Magierowski et al. [20] presented similar results at the 14th Connective Tissue Oncology Society (CTOS) meeting. They also performed a retrospective study of volume changes in two pathological subtypes of STS: MLS (n = 10) and MFH (n = 10). The GTV and bone were delineated on a pre- and post-RT CT scan. They calculated the discrepancies between the delineated contours of the GTV in both scans using a deformable registration algorithm. In the MLS patients, a median tumour reduction of 51 % was seen and in the MFH patients a median growth of 11 %. However, they found no statistical significance.

Delineation

Inter-observer variability could not be qualified as the delineations of the GTV were performed once by only one observer. Moreover, the delineations were performed on CBCT scans, which have a lower image quality than the planning CT scan or an MR scan. Volume changes between planning CT scan and the reference CBCT scan and changes during RT could also be the result of delineation uncertainties. Delineation on MR scan could be more accurate, but even in this modality significant inter- and intra-observer variation have been demonstrated [21]. Furthermore, we assumed that changes in the CTV behaved similar to changes in the GTV. After generation of the CTV from the GTV it was necessary in all patients to manually edit the CTV near structures such as the fascia or bone, unless the tumour was invasive at these areas. The image quality of the CBCT scan was insufficient to distinguish structures such as the fascia or small blood vessels, making delineation of the CTV quite complicated. For a more accurate quantification of target volumes, it may be advisable to repeat the study with delineations of the GTV and edited CTV on repeat scans of better image quality (CT or MRI). However, this option is less practical. Further improvement of the image quality of the CBCT scans may enable improved and more accurate delineations of the CTV in the future.

Adaptive radiotherapy

The optimal CBCT scan as a reference scan for re-planning appeared to be in week 1 for the non-MLS patients. For the MLS patients, a re-planning in week 3 would be more useful. For the latter, a reduction in field size and a possible reduction in toxicity could be achieved. However, the clinical relevance of ART must be considered if the tumour volume is already small, or the volume change is in the direction of air. Furthermore, without accurate GTV delineation, reduction in field size must be performed with great care. Even in postoperative RT, the CTV covers the original invaded tissue.

Note that the optimal time points for ART were derived from a geometrical surrogate: the RMS volume deviations from the (adaptive) planning anatomy.

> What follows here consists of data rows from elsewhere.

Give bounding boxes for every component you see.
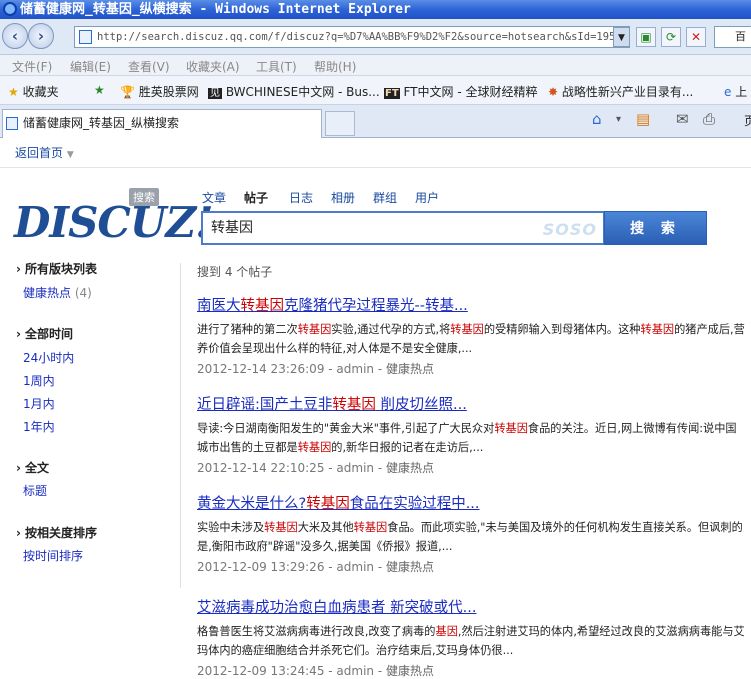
result-item: 艾滋病毒成功治愈白血病患者 新突破或代... 格鲁普医生将艾滋病病毒进行改良,改变… [197, 596, 747, 679]
result-snippet: 进行了猪种的第二次转基因实验,通过代孕的方式,将转基因的受精卵输入到母猪体内。这… [197, 323, 745, 355]
search-input[interactable]: 转基因 SOSO [201, 211, 605, 245]
menu-edit[interactable]: 编辑(E) [70, 58, 111, 75]
tab-user[interactable]: 用户 [415, 189, 439, 206]
sidebar-link-1month[interactable]: 1月内 [23, 395, 55, 412]
forward-button[interactable]: › [28, 23, 54, 49]
fav-item-4[interactable]: ✸ 战略性新兴产业目录有... [548, 83, 693, 100]
feeds-icon[interactable]: ▤ [636, 110, 650, 128]
divider [0, 167, 751, 168]
result-meta: 2012-12-14 23:26:09 - admin - 健康热点 [197, 362, 434, 376]
tab-article[interactable]: 文章 [202, 189, 226, 206]
back-button[interactable]: ‹ [2, 23, 28, 49]
menu-view[interactable]: 查看(V) [128, 58, 170, 75]
favorites-bar: ★ 收藏夹 ★ 🏆 胜英股票网 见 BWCHINESE中文网 - Bus... … [0, 76, 751, 105]
sidebar-link-bytime[interactable]: 按时间排序 [23, 547, 83, 564]
sidebar-link-24h[interactable]: 24小时内 [23, 349, 74, 366]
url-text: http://search.discuz.qq.com/f/discuz?q=%… [97, 31, 630, 43]
discuz-logo[interactable]: DISCUZ! 搜索 [14, 188, 214, 247]
home-dropdown-icon[interactable]: ▾ [616, 114, 621, 125]
result-meta: 2012-12-09 13:24:45 - admin - 健康热点 [197, 664, 434, 678]
add-favorite-icon[interactable]: ★ [94, 83, 105, 97]
print-icon[interactable]: ⎙ [703, 110, 715, 128]
result-category: 健康热点 [385, 560, 434, 574]
menu-bar: 文件(F) 编辑(E) 查看(V) 收藏夹(A) 工具(T) 帮助(H) [0, 55, 751, 76]
menu-tools[interactable]: 工具(T) [256, 58, 297, 75]
address-input[interactable]: http://search.discuz.qq.com/f/discuz?q=%… [74, 26, 630, 48]
result-category: 健康热点 [385, 664, 434, 678]
ie-search-hint: 百 [735, 30, 746, 43]
soso-brand: SOSO [542, 220, 597, 239]
fav-item-1[interactable]: 🏆 胜英股票网 [120, 83, 199, 100]
mail-icon[interactable]: ✉ [676, 110, 689, 128]
logo-text: DISCUZ! [14, 198, 214, 247]
result-category: 健康热点 [385, 362, 434, 376]
back-home-link[interactable]: 返回首页 ▼ [15, 144, 74, 161]
ie-search-box[interactable]: 百 [714, 26, 751, 48]
page-content: 返回首页 ▼ DISCUZ! 搜索 文章 帖子 日志 相册 群组 用户 转基因 … [0, 138, 751, 678]
sidebar-link-title[interactable]: 标题 [23, 482, 47, 499]
home-icon[interactable]: ⌂ [592, 110, 602, 128]
result-snippet: 实验中未涉及转基因大米及其他转基因食品。而此项实验,"未与美国及境外的任何机构发… [197, 521, 743, 553]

Dosimetric evaluation of actual adaptive re-planning should be performed to validate these time points.

There is a possibility that the sarcoma continues to grow in the interval between planning CT scan and start of treatment (median, 11 days; range, 7–20 days). To rule out the volume changes prior to RT, all changes have been performed with respect to the start of treatment. Ideally patients should start in the week of the planning CT scan. In that case, volume changes could be calculated between the planning CT scan and consecutive CBCT-scans. The necessity to re-plan in week 1 for the non-MLS group would also be reduced if preparation time is shortened.

Statistics

The number of patients (27) in this study was too small to differentiate between tumour behaviour in STS subtypes other than MLS. In this study, all other subtypes were evaluated as one group.

Conclusions

This study confirms that MLS regress more than other STS and demonstrates the potential for more individual RT treatment approach. Since positioning of ESTS patients can sometimes be troublesome, direct visualisation of the tumour by CBCT offers a significant advantage for target alignment before treatment and allows monitoring of therapy-induced changes during treatment. In patients with a GTV decrease, the PTV encompasses excess normal tissues with increasing normal tissue complication probability. In patients with a GTV increase, there is a risk of a geographical miss. These phenomena are only truly appreciated using 3D image-guided RT.